Occhio a vendere la tomba di famiglia: il demanio 'sfratta' i defunti

Per il Consiglio di Stato nessuna preclusione all'esercizio dei poteri autoritativi da parte della Pubblica amministrazione concedente.

Il Comune di Napoli – con permesso del lontano 14 agosto 1893 – rilasciò ad un Principe partenopeo il permesso per la costruzione di una cappella funeraria nel cimitero di Poggioreale su di un’area di 63 mq. di cui lo stesso aveva il godimento.

A seguito di indagini è risultato che, con atto notarile del luglio 2011, quel manufatto funerario è stato venduto dagli eredi del Principe ad un terzo.

Con provvedimento dirigenziale del 9 ottobre 2012, previa comunicazione di avvio del procedimento agli interessati, ed esaminate le loro osservazioni, è stata disposta la revoca decadenziale della concessione di suolo cimiteriale di cui al citato permesso, con acquisizione del realizzato manufatto (da rilasciare liberi da salme, resti mortali e arredi funebri, entro 90 giorni, con espresso avviso che in difetto si sarebbe provveduto in danno).

Proposto ricorso avverso detto provvedimento, il TAR campano ha ritenuto legittima la disposta decadenza.

A questo punto la parte acquirente ha appellato la sentenza di merito.

Il Consiglio di Stato adito (V Sezione), con sentenza n. 4943 del 28 ottobre 2015, ha dovuto preliminarmente osservare che lo ius sepulchri, ossia il diritto, spettante al titolare di concessione cimiteriale, ad essere tumulato nel sepolcro, garantisce al concessionario ampi poteri di godimento del bene e si atteggia come un diritto reale nei confronti dei terzi. Ciò significa che, nei rapporti interprivati, la protezione della situazione giuridica è piena, assumendo la fisionomia tipica dei diritti reali assoluti di godimento.

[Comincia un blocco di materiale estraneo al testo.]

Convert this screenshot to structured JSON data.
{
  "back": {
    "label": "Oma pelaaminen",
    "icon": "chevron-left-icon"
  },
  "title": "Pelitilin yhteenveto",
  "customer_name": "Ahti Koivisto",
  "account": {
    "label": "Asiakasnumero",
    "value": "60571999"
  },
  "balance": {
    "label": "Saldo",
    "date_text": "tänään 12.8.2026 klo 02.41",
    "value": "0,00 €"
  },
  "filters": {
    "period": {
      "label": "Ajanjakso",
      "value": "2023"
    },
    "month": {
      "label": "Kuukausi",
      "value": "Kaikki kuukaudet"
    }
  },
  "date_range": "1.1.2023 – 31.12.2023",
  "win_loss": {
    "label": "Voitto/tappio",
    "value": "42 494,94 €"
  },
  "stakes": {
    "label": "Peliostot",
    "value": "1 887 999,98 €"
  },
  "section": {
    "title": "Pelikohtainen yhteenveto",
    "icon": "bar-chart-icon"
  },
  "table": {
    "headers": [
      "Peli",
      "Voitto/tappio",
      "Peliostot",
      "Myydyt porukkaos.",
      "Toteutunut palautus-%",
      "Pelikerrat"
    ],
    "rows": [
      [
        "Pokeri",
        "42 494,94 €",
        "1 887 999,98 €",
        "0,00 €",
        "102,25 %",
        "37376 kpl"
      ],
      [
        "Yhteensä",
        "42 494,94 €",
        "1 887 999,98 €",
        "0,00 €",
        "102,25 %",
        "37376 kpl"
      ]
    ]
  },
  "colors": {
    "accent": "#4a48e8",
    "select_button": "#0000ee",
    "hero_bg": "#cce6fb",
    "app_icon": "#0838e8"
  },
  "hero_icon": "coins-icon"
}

Tuttavia, laddove tale facoltà concerna un manufatto costruito su terreno demaniale, lo ius sepulchri non preclude l’esercizio dei poteri autoritativi da parte della pubblica amministrazione concedente, sicché sono configurabili interessi legittimi quando sono emanati atti di autotutela. In questa prospettiva, quindi, dalla demanialità del bene discende l'intrinseca "cedevolezza" del diritto, che trae origine da una concessione amministrativa su bene pubblico.

Infatti, come accade per ogni altro tipo di concessione amministrativa di beni o utilità, la posizione giuridica soggettiva del privato titolare della concessione tende a recedere dinnanzi ai poteri dell'amministrazione in ordine ad una diversa conformazione del rapporto, trattandosi di una posizione soggettiva che trova fonte, se non esclusiva, quanto meno prevalente nel provvedimento di concessione, così che, a fronte di successive determinazioni del concedente, il concessionario può chiedere ogni tutela spettante alla sua posizione di interesse legittimo.

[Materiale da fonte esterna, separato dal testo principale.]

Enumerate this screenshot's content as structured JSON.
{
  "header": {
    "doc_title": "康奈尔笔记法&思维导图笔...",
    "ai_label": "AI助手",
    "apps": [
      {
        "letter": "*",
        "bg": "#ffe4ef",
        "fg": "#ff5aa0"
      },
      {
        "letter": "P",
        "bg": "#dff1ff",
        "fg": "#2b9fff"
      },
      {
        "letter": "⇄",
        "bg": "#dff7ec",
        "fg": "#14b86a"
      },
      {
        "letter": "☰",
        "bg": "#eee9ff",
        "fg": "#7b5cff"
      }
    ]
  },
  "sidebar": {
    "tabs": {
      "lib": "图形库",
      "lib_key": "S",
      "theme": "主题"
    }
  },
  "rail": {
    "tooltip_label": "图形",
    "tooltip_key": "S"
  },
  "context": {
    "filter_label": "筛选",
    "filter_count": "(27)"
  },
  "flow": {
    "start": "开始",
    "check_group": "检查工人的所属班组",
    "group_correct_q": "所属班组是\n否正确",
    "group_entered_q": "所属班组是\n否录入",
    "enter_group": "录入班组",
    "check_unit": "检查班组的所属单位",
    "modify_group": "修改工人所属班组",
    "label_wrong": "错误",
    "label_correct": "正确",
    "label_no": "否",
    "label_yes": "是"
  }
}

Il problema, tuttavia, è che l’appellante sosteneva che nella specie non si trattava di una concessione amministrativa perché (tenuto conto dell’epoca in cui il titolo fu rilasciato al Principe) prima dell’entrata in vigore dell’attuale codice civile i cimiteri comunali non avrebbero avuto natura demaniale: e, dunque, il provvedimento non aveva natura concessoria, ma di mera autorizzazione alla realizzazione di un manufatto, perfettamente cedibile a terzi.

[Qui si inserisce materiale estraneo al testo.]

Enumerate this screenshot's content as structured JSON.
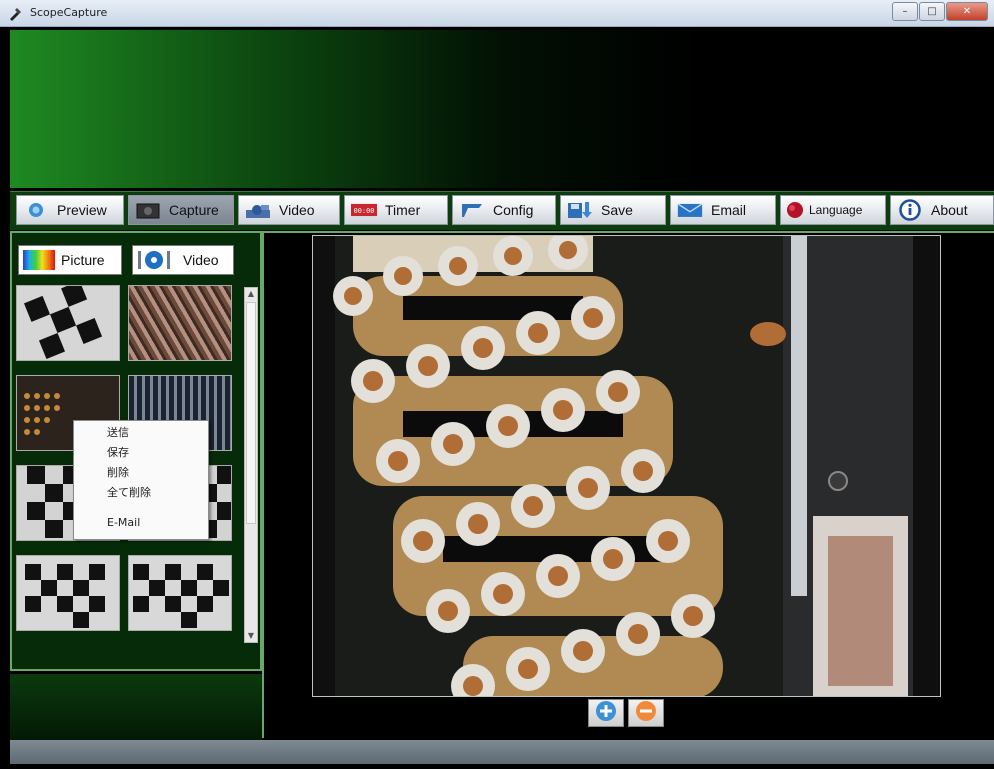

I giudici di Palazzo Spada, però, ricordano che  la giurisprudenza non ha mai dubitato della natura demaniale dei cimiteri comunali anche nella vigenza del Codice civile del 1865, sia pur ricollegandola, in mancanza di un’espressa previsione normativa, alla loro specifica destinazione all’uso pubblico diretto ed immediato.

Da qui il rigetto dell’appello.

Rodolfo Murra

(29 ottobre 2015)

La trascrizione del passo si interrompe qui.